There is a Method for that#
Of course in Ruby there is many ways to do the functionality. Before writing the code like find_files
above it is good to search the web to find out if there is a easier way to do the same (some build-in object or gem). And in this case, it is: the method Dir.glob(pattern)

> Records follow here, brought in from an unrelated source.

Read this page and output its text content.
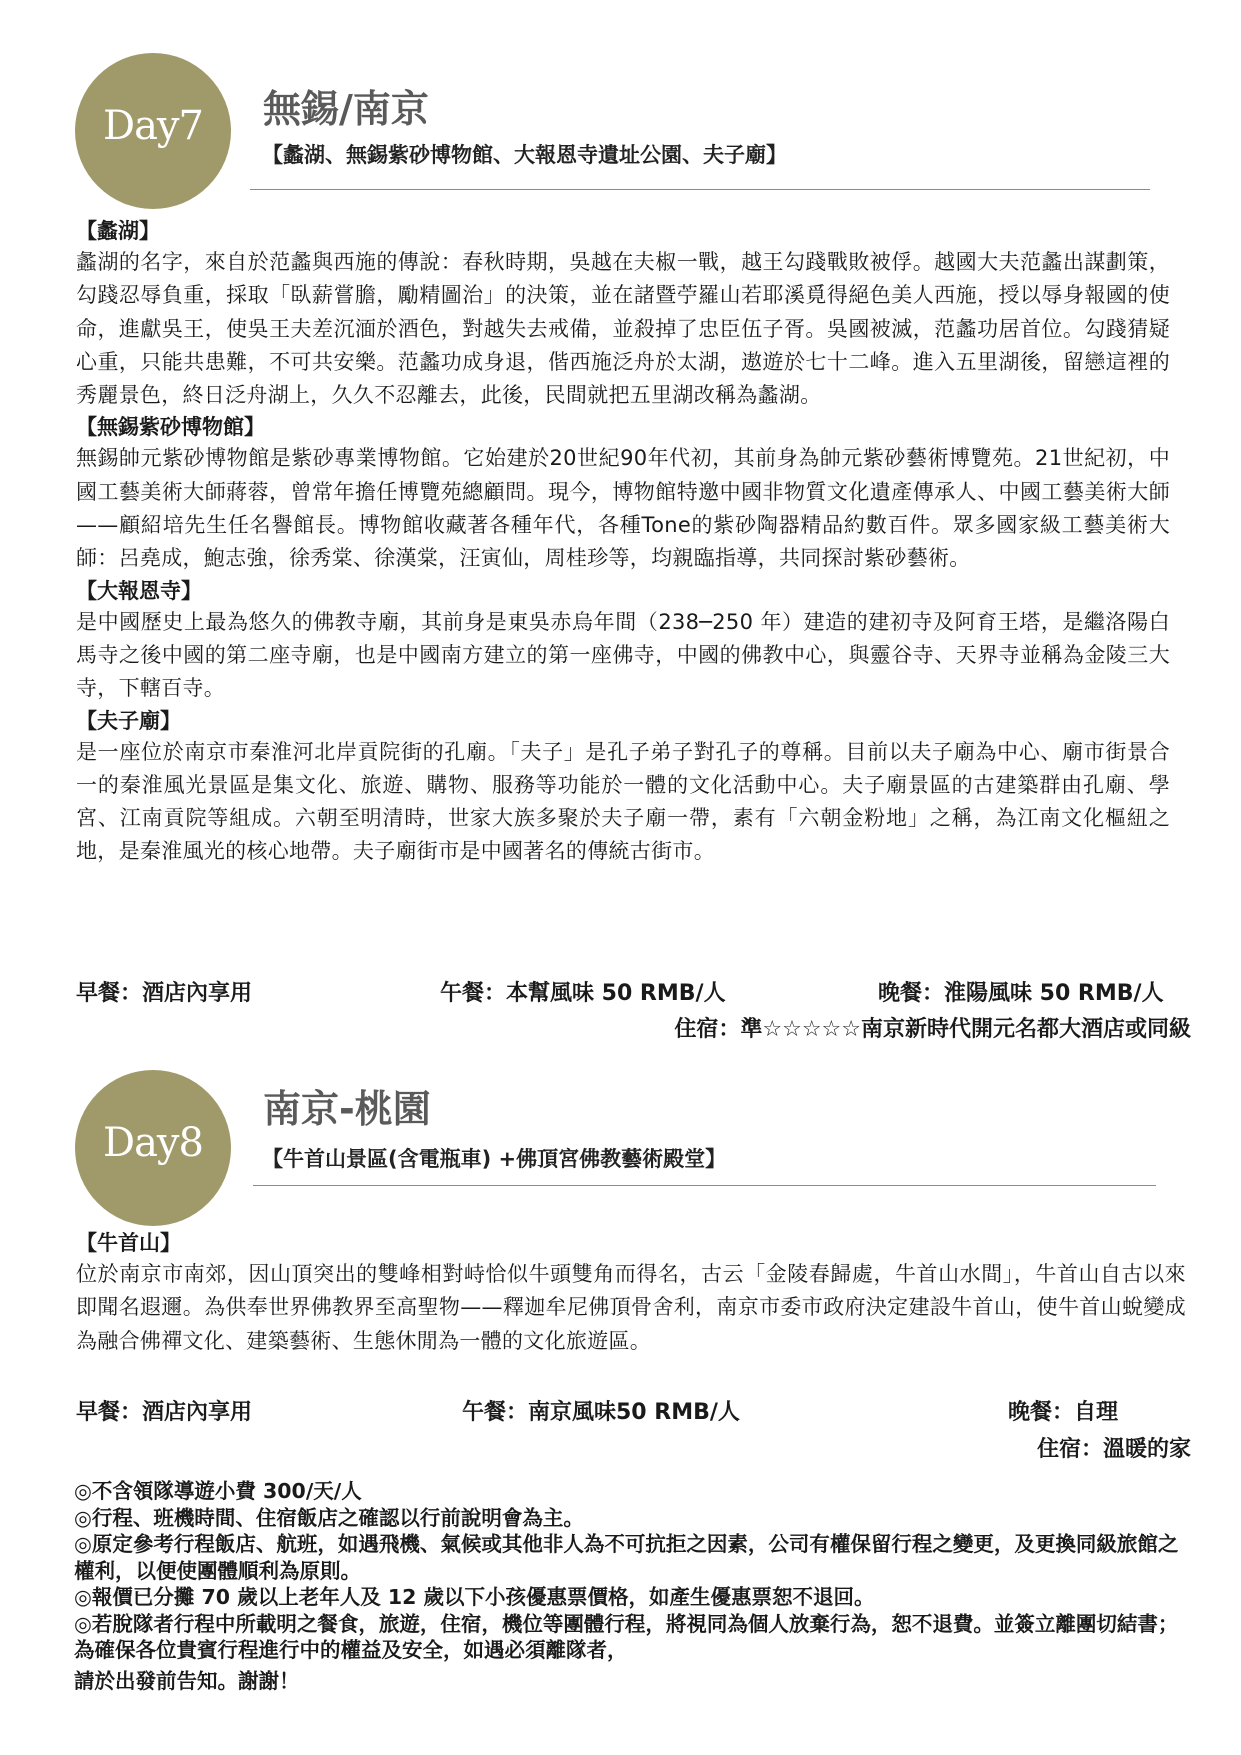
Day7 無錫/南京
【蠡湖、無錫紫砂博物館、大報恩寺遺址公園、夫子廟】
【蠡湖】
蠡湖的名字，來自於范蠡與西施的傳說：春秋時期，吳越在夫椒一戰，越王勾踐戰敗被俘。越國大夫范蠡出謀劃策，勾踐忍辱負重，採取「臥薪嘗膽，勵精圖治」的決策，並在諸暨苧羅山若耶溪覓得絕色美人西施，授以辱身報國的使命，進獻吳王，使吳王夫差沉湎於酒色，對越失去戒備，並殺掉了忠臣伍子胥。吳國被滅，范蠡功居首位。勾踐猜疑心重，只能共患難，不可共安樂。范蠡功成身退，偕西施泛舟於太湖，遨遊於七十二峰。進入五里湖後，留戀這裡的秀麗景色，終日泛舟湖上，久久不忍離去，此後，民間就把五里湖改稱為蠡湖。
【無錫紫砂博物館】
無錫帥元紫砂博物館是紫砂專業博物館。它始建於20世紀90年代初，其前身為帥元紫砂藝術博覽苑。21世紀初，中國工藝美術大師蔣蓉，曾常年擔任博覽苑總顧問。現今，博物館特邀中國非物質文化遺產傳承人、中國工藝美術大師——顧紹培先生任名譽館長。博物館收藏著各種年代，各種Tone的紫砂陶器精品約數百件。眾多國家級工藝美術大師：呂堯成，鮑志強，徐秀棠、徐漢棠，汪寅仙，周桂珍等，均親臨指導，共同探討紫砂藝術。
【大報恩寺】
是中國歷史上最為悠久的佛教寺廟，其前身是東吳赤烏年間（238─250 年）建造的建初寺及阿育王塔，是繼洛陽白馬寺之後中國的第二座寺廟，也是中國南方建立的第一座佛寺，中國的佛教中心，與靈谷寺、天界寺並稱為金陵三大寺，下轄百寺。
【夫子廟】
是一座位於南京市秦淮河北岸貢院街的孔廟。「夫子」是孔子弟子對孔子的尊稱。目前以夫子廟為中心、廟市街景合一的秦淮風光景區是集文化、旅遊、購物、服務等功能於一體的文化活動中心。夫子廟景區的古建築群由孔廟、學宮、江南貢院等組成。六朝至明清時，世家大族多聚於夫子廟一帶，素有「六朝金粉地」之稱，為江南文化樞紐之地，是秦淮風光的核心地帶。夫子廟街市是中國著名的傳統古街市。
早餐：酒店內享用	午餐：本幫風味 50 RMB/人	晚餐：淮陽風味 50 RMB/人
住宿：準☆☆☆☆☆南京新時代開元名都大酒店或同級
Day8
南京-桃園
【牛首山景區(含電瓶車) +佛頂宮佛教藝術殿堂】
【牛首山】
位於南京市南郊，因山頂突出的雙峰相對峙恰似牛頭雙角而得名，古云「金陵春歸處，牛首山水間」，牛首山自古以來即聞名遐邇。為供奉世界佛教界至高聖物——釋迦牟尼佛頂骨舍利，南京市委市政府決定建設牛首山，使牛首山蛻變成為融合佛禪文化、建築藝術、生態休閒為一體的文化旅遊區。
早餐：酒店內享用	午餐：南京風味50 RMB/人	晚餐：自理
住宿：溫暖的家
◎不含領隊導遊小費 300/天/人
◎行程、班機時間、住宿飯店之確認以行前說明會為主。
◎原定參考行程飯店、航班，如遇飛機、氣候或其他非人為不可抗拒之因素，公司有權保留行程之變更，及更換同級旅館之權利，以便使團體順利為原則。
◎報價已分攤 70 歲以上老年人及 12 歲以下小孩優惠票價格，如產生優惠票恕不退回。
◎若脫隊者行程中所載明之餐食，旅遊，住宿，機位等團體行程，將視同為個人放棄行為，恕不退費。並簽立離團切結書；為確保各位貴賓行程進行中的權益及安全，如遇必須離隊者，
請於出發前告知。謝謝！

- the Ruby way to emulate find
command. If block is given, it iterates on found files, else it returns the array filled with file names. The pattern
is not a regular expression - it is more similar to shell way of matching. For full documentation see ri Dir.glob
, here are most common patterns:
*
- matches any file or a part of the file, exactly like in shell, but does not include hidden files
**
- matches directories recurively
{a,b}
- matches either “a” or “b”, so {,.}
matches regular and hidden files
def find_files(search_dir, pattern)
Dir.glob("/etc/**/{*,.*}").each do |found_file|
puts found_file if found_file =~ pattern
end
end
find_files File.realpath(ARGV[0]), Regexp.new(ARGV[1])
The pattern /etc/**/{,.}
matches every file (hidden or not) in every subdirectory of /etc
, recursively. Of course there is no need to use Regexp just to find out all the files ending with conf
- we can do it in just one line:
Dir.glob("/etc/**/{*,.*}conf")
#=> ["/etc/apache2/extra/httpd-autoindex.conf", "/etc/apache2/extra/httpd-dav.conf", ...